The date for Thursday's elections was set before Arafat's death in November. The 26 communities chosen for the first round are Fatah strongholds, said Ali Jarbawi, former head of the Central Elections Commission.
Some 150,000 Palestinians were eligible to vote in Thursday's elections. About 800 candidates are vying for 360 municipal council positions. Some seats were reserved for women.
Elections officials said they expect more than 90 percent of eligible voters to cast ballots.
Shops and cars throughout Jericho were plastered with pictures of candidates running for one of the town's 15 council seats. Outside polling stations, small children handed out postcards listing candidates from competing slates.
At a Jericho girls' school that had been converted into a polling station, hundreds waited to vote, filing past a cartoon poster showing people how to vote and instructing them not to smoke or carry guns inside. "Voting is a right and that right is yours," the poster said.
The polls opened about half an hour late there — and at other stations in town — because the election commission was late in delivering the ballot boxes.
"Just the crush of people was totally unexpected," said Nasser Awanja, the election official in charge of the station. "Because it has been since 1976 since we have had elections, they are really fired up," he said.
Long lines snaked around polling stations in the village of Tubas in the northern West Bank, and some of the candidates handed out sandwiches and juice to waiting voters.
"I have been standing here for an hour and half with my wife who is pregnant.

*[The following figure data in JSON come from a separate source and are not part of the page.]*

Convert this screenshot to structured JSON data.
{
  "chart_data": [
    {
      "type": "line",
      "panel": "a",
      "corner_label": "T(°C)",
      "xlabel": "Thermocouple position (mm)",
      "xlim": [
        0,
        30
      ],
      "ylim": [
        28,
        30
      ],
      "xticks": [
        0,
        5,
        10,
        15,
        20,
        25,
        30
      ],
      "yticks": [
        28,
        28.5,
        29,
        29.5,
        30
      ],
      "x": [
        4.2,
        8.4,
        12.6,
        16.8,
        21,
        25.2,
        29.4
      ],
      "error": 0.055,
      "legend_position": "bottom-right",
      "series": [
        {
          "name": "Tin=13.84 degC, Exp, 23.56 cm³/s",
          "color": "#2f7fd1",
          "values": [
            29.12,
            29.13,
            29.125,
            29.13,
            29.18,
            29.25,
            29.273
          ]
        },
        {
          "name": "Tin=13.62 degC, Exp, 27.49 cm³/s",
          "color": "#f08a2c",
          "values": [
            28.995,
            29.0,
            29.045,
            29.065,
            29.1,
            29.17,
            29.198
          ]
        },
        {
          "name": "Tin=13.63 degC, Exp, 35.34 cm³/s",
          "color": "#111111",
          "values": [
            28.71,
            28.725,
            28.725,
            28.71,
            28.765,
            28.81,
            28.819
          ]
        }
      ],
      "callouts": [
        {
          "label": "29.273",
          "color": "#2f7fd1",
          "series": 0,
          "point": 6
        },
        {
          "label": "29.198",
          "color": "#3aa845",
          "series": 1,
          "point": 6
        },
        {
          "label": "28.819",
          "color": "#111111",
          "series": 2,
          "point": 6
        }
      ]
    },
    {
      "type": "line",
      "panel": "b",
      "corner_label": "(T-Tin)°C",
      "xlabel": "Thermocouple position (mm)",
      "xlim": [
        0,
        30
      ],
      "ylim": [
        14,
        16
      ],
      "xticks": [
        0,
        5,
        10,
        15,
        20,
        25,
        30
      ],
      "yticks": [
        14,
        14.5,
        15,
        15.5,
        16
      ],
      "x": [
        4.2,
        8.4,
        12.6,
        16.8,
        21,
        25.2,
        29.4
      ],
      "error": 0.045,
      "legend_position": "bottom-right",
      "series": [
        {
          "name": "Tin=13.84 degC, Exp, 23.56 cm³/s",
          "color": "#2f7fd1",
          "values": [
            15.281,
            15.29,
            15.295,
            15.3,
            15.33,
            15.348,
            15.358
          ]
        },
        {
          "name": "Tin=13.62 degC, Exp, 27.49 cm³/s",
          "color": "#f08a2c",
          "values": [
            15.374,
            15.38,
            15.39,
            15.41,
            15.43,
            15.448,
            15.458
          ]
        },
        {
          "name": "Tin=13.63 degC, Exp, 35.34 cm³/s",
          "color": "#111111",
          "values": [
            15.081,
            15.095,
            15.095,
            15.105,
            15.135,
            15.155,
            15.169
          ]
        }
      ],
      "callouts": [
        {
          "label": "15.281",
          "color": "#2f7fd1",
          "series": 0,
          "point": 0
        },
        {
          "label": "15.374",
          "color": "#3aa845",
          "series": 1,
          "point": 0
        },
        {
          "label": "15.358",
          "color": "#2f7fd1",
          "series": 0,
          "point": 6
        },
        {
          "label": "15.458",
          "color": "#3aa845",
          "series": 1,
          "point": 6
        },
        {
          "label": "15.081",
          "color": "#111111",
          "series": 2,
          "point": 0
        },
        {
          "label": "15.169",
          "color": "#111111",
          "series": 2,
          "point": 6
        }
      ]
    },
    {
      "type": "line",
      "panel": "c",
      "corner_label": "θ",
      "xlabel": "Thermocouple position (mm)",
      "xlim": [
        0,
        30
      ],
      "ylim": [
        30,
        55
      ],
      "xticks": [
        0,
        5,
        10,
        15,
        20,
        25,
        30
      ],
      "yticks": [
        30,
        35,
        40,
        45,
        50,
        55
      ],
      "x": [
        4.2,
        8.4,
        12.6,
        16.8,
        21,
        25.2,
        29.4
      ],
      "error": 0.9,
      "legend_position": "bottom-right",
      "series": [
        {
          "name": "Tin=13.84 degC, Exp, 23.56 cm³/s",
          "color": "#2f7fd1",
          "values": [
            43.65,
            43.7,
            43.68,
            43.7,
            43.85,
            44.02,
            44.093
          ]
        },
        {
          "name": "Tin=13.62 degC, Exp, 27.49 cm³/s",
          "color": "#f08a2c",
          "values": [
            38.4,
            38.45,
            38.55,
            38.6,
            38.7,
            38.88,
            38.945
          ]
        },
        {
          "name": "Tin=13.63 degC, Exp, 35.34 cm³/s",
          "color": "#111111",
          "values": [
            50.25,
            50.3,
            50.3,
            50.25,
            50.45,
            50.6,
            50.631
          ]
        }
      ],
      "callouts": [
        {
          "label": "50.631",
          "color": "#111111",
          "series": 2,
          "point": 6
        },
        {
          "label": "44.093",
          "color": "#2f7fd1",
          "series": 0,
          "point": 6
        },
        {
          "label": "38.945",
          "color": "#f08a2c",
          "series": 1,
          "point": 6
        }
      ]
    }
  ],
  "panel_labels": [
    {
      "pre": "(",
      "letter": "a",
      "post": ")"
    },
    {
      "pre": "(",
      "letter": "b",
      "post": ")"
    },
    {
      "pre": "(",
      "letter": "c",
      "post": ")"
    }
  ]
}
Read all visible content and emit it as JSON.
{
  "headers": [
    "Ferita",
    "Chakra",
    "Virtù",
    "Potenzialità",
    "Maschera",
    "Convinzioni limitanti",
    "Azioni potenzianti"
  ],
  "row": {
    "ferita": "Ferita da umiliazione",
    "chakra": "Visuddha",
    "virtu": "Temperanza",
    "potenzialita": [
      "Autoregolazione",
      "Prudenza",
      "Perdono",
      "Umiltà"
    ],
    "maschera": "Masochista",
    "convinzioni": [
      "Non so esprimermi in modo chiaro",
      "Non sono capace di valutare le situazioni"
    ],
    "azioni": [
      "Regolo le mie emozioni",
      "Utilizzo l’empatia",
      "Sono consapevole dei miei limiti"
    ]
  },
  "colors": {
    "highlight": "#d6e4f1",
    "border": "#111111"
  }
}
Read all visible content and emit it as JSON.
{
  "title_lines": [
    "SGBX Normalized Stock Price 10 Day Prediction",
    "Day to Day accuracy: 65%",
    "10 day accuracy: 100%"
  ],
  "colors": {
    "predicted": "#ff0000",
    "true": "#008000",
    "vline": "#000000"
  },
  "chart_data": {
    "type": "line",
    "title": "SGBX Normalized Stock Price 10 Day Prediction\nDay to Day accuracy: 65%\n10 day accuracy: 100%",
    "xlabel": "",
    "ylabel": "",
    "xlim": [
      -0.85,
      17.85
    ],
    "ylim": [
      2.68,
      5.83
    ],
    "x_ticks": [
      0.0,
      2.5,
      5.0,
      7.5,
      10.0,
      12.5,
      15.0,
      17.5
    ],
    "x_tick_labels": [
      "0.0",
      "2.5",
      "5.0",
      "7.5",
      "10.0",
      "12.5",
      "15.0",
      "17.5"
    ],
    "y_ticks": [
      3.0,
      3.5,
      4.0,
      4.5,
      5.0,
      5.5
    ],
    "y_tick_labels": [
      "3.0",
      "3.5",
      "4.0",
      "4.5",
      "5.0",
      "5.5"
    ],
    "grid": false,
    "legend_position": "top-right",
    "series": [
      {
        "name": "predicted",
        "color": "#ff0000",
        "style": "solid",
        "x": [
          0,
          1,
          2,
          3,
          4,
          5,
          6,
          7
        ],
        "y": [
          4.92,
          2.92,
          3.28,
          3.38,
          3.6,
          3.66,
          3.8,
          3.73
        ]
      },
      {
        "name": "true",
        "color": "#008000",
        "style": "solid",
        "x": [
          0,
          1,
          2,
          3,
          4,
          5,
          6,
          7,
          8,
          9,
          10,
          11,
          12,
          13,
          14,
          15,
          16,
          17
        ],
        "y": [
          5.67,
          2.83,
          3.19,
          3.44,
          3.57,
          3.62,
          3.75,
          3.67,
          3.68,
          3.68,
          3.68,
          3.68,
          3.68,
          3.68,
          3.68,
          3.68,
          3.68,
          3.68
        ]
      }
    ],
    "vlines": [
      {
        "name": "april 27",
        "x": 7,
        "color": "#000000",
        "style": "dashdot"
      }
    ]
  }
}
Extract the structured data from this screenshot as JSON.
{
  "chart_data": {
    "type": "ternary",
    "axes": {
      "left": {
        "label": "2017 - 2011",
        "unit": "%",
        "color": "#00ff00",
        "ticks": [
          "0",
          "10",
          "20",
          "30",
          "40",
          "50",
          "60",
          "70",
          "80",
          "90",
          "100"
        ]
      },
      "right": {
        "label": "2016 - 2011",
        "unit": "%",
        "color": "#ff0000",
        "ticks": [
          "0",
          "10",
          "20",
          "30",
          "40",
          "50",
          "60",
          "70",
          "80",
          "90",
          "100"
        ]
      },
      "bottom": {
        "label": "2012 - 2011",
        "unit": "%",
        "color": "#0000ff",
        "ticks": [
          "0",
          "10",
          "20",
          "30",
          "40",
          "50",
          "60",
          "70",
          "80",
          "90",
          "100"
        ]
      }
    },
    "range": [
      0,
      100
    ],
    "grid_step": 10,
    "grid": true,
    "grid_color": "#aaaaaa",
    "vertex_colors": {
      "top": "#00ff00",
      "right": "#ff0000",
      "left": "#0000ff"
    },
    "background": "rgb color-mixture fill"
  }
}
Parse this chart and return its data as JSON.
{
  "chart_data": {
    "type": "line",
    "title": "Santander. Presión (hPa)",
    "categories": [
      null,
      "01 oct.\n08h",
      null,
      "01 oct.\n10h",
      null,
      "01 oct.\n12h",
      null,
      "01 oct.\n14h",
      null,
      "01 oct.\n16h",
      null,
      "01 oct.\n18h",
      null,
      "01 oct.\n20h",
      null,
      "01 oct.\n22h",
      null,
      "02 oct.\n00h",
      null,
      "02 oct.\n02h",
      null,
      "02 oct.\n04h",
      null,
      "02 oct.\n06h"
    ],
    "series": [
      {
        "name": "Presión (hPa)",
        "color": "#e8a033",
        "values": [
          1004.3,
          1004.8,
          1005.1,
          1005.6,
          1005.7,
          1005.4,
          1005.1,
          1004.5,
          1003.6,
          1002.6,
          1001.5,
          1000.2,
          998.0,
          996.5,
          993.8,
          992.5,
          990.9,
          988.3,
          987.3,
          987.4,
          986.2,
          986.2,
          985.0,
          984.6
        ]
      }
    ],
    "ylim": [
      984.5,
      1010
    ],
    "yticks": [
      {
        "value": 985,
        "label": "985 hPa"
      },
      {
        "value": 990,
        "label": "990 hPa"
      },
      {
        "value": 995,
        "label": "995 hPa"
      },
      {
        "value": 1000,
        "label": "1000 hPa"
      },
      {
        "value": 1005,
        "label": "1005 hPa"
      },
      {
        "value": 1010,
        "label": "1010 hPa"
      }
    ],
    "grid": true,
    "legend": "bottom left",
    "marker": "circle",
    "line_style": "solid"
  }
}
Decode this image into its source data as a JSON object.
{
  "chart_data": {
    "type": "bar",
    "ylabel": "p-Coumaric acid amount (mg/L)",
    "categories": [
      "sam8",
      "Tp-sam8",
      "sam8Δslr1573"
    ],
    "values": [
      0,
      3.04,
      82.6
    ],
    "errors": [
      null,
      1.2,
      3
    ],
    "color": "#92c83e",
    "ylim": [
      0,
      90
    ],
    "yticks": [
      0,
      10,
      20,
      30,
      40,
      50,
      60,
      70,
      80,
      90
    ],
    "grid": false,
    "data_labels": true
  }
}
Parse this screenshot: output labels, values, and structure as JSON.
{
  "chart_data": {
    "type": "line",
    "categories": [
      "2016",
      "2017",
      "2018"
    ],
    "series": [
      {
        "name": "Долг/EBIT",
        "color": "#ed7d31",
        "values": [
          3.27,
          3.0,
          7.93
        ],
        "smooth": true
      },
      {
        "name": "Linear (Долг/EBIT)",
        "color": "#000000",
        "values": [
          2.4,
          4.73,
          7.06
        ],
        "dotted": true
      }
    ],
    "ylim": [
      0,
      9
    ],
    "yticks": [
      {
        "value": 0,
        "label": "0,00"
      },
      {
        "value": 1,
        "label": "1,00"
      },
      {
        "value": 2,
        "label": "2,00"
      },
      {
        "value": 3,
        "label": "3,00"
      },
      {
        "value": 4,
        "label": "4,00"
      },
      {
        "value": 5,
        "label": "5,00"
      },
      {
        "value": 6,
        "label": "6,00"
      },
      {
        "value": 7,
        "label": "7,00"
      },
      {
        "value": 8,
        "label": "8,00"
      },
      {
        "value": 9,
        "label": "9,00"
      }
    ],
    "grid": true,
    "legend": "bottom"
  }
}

She can't stand for long so I took her home and now I have come back to vote," said Musharef Mahmoud, 43. He would be very angry if his wife does not get a chance to vote, he said.
Palestinian Cabinet minister Saeb Erekat met Wednesday with Israeli officials to discuss arrangements for the presidential election. Israel has said it would withdraw troops from Palestinian cities a day before the vote, for 72 hours.